I was reminded of this in reading of the memorial service for the last Titanic survivor. There is now nobody left alive who sailed on the ill fated ship. The crew and passengers of the liner are now all united in the journey no man can put off for long.

It would be easy to be melancholy in the face of such autumnal news, but Tennyson was wise when he had his King Arthur say at death:”The old order changeth, yielding place to new,/And God fulfills Himself in many ways,/ Lest one good custom corrupt the world . . . “

The sin of clinging to an old good is an easy sin to commit. It is the sin of Tolkien’s Elves who would not let Middle Earth change as it should have changed and so gave room for Sauron’s power to be preserved as well as their own. Old goods can become new evils when allowed to cling too long to life . . . like Christmas ornaments left up until March what was once festive becomes sad and ugly.

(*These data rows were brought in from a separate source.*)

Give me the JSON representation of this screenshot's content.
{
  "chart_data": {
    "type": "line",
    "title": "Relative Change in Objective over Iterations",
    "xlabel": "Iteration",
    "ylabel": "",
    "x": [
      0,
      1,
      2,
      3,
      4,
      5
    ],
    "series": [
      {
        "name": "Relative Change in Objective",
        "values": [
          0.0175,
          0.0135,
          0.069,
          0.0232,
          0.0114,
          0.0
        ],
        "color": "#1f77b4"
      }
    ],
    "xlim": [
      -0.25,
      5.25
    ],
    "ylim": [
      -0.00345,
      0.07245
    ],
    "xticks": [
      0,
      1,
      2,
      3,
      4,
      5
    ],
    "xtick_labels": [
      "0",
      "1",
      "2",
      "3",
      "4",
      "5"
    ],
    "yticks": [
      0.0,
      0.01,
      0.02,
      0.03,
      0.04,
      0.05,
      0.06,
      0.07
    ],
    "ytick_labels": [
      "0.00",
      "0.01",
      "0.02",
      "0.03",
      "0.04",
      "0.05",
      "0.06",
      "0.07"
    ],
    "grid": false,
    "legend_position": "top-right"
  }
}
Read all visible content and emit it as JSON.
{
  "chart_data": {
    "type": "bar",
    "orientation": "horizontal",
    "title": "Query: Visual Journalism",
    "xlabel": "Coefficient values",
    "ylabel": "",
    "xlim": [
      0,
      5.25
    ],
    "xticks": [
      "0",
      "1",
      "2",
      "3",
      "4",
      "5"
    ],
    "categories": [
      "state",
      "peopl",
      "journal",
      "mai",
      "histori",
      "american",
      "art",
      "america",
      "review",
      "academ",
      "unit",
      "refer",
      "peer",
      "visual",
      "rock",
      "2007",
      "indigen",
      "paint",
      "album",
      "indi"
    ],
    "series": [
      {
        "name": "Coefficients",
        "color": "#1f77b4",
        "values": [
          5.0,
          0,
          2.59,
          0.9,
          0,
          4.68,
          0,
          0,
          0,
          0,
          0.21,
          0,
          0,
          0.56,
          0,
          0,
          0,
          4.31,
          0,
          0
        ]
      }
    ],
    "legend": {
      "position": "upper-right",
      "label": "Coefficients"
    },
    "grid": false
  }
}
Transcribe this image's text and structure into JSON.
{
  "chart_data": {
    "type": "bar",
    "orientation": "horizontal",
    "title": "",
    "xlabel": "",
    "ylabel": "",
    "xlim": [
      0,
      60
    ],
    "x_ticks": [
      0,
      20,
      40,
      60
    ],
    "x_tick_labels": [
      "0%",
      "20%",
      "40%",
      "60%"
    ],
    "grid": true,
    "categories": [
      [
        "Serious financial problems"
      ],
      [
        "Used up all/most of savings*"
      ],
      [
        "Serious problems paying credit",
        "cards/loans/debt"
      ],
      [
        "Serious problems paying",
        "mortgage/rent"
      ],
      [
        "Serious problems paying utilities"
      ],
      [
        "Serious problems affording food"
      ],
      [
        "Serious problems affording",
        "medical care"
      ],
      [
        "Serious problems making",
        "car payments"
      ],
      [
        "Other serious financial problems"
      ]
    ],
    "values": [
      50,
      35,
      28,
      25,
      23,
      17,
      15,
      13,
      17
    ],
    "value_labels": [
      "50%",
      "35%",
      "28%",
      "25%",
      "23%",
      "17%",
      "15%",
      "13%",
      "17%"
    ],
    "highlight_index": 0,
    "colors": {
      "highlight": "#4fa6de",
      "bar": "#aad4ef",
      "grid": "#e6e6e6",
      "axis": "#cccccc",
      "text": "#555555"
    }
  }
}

Much of what we now take for granted will seem quaint or even wicked to the generations that will come. I suspect they will look at our sexual “liberation” with horror, though one hopes there is not too great a swing in the opposite direction. They may thank us for some changes, but even those changes may have passed away giving way to some better goods.

There will be a few last survivors of this age . . . many clinging with Hitchen’s like certainty that all the twentieth and early twenty-first century beliefs could have worked out if they only had more time. It will be a bit charming to see the old rogues like aged Enlightenment sinners dying in Victoria’s Age . . . more pitiable than fearful.

What should I do today in the light of life’s transitions?

Cling to what is permanent, but let go of what is not lasting. This life is perhaps the best example of what must be given back to God. So many of us cling fiercely to this life, but it must end lest in dragging on it becomes wearisome to the possessor.

I hope to look forward with open eyes, grasping at nothing, now and at the hour of my death.